Human Rights Education Project
Funded 2006
Violence, in whatever form, keeps women marginalized and exploited. Many women are stigmatized into keeping silent and refrain from getting the help they need. This silence also masks the scope of the problem.
The focus of this project was to bring to light the difficulities faced by women who experience domestic violence to the agencies responsible for adjudicating justice and to health care providers. A two-day discussion forum gave women public space to tell their stories. Most of these women were survivors of violence and voluntarily shared their stories publicly in order to spur public discourse on the issue. In order to successfully meet the needs of vulnerable people within society it is essential to establish what their needs are and work with them to realize a solution.
A strategy was developed to make the shift in the behaviour of women from suffering silently to one of reporting their case to the appropriate agency.

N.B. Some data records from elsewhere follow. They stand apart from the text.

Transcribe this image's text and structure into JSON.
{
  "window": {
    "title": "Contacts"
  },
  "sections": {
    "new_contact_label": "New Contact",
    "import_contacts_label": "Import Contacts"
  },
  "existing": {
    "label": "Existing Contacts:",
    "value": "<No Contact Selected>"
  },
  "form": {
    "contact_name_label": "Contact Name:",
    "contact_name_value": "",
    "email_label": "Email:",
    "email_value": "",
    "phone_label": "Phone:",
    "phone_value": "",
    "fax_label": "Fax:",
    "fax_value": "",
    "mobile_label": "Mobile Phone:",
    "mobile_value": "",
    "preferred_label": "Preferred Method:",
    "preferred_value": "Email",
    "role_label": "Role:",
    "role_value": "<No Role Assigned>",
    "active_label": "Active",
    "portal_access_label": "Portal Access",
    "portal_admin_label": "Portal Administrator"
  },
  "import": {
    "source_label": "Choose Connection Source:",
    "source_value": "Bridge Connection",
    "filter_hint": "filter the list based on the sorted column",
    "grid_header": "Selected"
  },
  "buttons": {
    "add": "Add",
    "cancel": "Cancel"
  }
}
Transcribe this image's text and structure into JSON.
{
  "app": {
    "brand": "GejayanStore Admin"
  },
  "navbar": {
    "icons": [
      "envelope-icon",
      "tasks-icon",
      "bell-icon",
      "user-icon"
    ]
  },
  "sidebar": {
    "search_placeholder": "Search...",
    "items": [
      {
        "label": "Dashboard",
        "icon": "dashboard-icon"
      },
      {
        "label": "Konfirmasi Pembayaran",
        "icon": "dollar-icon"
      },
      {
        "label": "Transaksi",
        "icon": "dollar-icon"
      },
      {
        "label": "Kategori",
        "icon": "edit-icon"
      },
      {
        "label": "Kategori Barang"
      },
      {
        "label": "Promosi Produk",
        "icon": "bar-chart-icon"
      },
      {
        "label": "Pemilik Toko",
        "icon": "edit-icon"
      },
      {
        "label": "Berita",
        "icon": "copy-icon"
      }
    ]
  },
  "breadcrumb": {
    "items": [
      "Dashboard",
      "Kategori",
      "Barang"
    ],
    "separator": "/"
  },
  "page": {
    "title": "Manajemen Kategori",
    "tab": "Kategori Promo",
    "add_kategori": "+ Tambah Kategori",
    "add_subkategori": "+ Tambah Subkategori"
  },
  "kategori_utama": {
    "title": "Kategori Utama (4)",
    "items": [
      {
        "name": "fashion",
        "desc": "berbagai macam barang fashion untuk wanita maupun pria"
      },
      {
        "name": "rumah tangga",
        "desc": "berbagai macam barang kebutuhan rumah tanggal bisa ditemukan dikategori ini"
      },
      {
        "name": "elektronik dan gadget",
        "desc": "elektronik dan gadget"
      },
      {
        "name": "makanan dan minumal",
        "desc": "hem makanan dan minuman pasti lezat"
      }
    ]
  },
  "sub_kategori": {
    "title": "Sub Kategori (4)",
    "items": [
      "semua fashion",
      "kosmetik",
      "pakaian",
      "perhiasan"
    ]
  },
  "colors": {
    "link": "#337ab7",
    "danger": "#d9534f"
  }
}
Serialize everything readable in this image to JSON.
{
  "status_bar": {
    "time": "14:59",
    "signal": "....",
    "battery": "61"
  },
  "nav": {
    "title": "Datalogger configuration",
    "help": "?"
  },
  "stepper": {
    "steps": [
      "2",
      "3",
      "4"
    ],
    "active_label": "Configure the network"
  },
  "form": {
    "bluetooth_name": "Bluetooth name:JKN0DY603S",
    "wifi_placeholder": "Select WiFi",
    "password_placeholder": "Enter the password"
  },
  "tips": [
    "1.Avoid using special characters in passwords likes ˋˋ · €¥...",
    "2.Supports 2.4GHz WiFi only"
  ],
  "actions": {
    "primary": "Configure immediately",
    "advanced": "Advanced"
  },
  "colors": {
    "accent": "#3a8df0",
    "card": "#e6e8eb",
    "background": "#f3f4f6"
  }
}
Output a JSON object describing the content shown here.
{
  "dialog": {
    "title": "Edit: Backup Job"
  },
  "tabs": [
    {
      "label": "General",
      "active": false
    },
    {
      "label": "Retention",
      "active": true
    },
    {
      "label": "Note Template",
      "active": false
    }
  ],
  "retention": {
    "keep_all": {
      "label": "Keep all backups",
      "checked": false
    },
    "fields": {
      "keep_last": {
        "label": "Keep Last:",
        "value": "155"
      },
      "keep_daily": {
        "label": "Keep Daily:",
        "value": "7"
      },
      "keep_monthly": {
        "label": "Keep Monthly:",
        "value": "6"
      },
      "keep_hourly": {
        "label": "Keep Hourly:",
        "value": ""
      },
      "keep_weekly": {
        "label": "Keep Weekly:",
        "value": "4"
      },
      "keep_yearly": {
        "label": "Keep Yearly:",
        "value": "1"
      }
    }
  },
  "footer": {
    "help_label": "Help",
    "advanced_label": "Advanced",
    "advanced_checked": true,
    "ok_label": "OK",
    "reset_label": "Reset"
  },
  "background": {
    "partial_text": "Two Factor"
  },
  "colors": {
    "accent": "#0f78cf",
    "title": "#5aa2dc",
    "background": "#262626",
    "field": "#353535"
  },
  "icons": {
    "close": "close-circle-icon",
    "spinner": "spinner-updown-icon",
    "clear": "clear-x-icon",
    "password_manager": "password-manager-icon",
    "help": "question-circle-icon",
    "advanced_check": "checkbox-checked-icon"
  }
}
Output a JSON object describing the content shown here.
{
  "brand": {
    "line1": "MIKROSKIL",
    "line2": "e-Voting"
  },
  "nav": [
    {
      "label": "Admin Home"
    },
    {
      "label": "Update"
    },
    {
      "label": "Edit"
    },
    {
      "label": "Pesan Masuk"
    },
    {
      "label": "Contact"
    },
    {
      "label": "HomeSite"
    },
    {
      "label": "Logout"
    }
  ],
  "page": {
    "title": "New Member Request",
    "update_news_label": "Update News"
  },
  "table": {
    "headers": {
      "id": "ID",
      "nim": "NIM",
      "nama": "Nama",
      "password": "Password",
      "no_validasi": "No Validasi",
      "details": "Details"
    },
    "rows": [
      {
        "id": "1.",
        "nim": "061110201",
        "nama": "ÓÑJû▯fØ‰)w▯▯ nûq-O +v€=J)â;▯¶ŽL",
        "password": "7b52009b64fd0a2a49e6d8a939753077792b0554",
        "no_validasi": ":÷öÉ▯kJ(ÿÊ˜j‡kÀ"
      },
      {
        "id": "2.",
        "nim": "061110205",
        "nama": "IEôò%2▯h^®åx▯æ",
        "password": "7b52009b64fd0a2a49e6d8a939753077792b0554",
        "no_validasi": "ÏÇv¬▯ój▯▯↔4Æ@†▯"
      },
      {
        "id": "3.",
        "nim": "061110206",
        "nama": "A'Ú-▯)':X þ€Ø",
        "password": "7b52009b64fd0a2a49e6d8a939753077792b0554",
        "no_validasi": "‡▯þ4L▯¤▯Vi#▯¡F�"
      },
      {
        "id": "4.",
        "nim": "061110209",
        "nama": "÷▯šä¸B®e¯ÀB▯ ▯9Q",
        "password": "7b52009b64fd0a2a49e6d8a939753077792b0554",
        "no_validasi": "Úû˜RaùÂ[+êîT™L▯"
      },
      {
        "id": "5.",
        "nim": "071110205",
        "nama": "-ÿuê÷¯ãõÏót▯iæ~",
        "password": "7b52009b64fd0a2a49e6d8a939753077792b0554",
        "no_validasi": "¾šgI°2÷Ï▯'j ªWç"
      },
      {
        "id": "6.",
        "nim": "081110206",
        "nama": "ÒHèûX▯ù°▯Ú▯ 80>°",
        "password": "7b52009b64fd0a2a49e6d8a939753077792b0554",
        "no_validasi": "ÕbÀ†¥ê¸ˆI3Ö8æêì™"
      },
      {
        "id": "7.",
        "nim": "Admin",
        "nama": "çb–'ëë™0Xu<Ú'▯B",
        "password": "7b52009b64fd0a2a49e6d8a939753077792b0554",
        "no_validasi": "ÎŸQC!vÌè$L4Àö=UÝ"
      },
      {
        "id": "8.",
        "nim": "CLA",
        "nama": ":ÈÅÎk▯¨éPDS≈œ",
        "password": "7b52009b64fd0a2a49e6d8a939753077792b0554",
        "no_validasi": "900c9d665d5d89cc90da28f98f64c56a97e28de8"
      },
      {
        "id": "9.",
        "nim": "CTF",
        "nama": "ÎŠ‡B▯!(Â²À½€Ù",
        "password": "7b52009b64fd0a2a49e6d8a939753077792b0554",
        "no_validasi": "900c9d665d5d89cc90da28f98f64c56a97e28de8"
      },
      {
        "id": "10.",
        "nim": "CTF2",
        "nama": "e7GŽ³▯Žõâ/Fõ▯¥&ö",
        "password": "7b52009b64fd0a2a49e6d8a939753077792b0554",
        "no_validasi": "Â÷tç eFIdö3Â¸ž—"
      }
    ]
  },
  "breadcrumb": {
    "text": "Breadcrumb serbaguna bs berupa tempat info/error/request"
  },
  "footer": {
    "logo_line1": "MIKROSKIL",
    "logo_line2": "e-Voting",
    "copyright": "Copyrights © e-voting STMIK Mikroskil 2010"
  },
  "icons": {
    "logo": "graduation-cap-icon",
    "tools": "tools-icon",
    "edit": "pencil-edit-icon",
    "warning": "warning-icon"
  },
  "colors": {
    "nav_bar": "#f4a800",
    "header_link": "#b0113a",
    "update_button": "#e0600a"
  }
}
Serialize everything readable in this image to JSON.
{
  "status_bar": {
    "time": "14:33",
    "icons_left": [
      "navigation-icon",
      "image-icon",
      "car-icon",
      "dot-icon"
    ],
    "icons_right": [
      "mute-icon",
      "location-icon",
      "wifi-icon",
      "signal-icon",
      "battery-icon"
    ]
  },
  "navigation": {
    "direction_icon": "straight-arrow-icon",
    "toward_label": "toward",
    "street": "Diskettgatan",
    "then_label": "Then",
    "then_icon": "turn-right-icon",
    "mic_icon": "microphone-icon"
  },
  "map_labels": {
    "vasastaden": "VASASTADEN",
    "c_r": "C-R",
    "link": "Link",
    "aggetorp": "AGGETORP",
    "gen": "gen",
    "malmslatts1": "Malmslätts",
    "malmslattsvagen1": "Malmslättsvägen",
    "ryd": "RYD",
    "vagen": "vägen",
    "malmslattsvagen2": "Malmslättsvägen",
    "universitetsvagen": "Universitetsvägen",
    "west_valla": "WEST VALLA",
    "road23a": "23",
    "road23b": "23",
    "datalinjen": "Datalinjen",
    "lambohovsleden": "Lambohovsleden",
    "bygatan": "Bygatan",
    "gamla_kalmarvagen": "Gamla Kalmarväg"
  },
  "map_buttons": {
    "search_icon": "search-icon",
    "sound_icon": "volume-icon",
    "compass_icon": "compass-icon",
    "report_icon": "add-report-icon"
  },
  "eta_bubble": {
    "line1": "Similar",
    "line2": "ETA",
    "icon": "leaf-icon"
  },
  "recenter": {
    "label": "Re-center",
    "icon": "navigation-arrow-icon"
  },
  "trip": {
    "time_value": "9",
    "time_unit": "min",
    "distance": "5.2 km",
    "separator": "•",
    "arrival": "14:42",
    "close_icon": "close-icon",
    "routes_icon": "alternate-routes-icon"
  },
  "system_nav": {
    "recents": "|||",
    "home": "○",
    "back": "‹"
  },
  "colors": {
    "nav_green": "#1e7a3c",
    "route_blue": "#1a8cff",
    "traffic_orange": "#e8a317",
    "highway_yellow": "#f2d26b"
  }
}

In her own words, one of the participants had this to say about the forum: "it gave me an opportunity to tell the world how we suffer in the hands of men in this community of ours. I think there is no better time to articulate more on violence against women so as to institutionalize respect for women's rights than NOW!"
Present at the forum were resource persons, law enforcement personnel, health care professionals, and other public officials responsible for legal process and enforcement.
The fundamental principle of the program was to inform community members of the need to have a better understanding of the devastating effects of violence on women, families, and society as a whole and to prompt them not only to join the struggle to resist domestic violence but also to contribute in different ways to ameliorate the situation of the survivors of violence. The program also sought to reduce the frightening statistics around the issue by advocating ground-breaking preventive measures and igniting community support to end gender-based violence.
By the end of the program community members had gained in-depth knowledge of women's human rights issues and an appreciation of the fact that abuse of women is unacceptable and is a violation of not only the laws of Ghana but that of international human rights laws.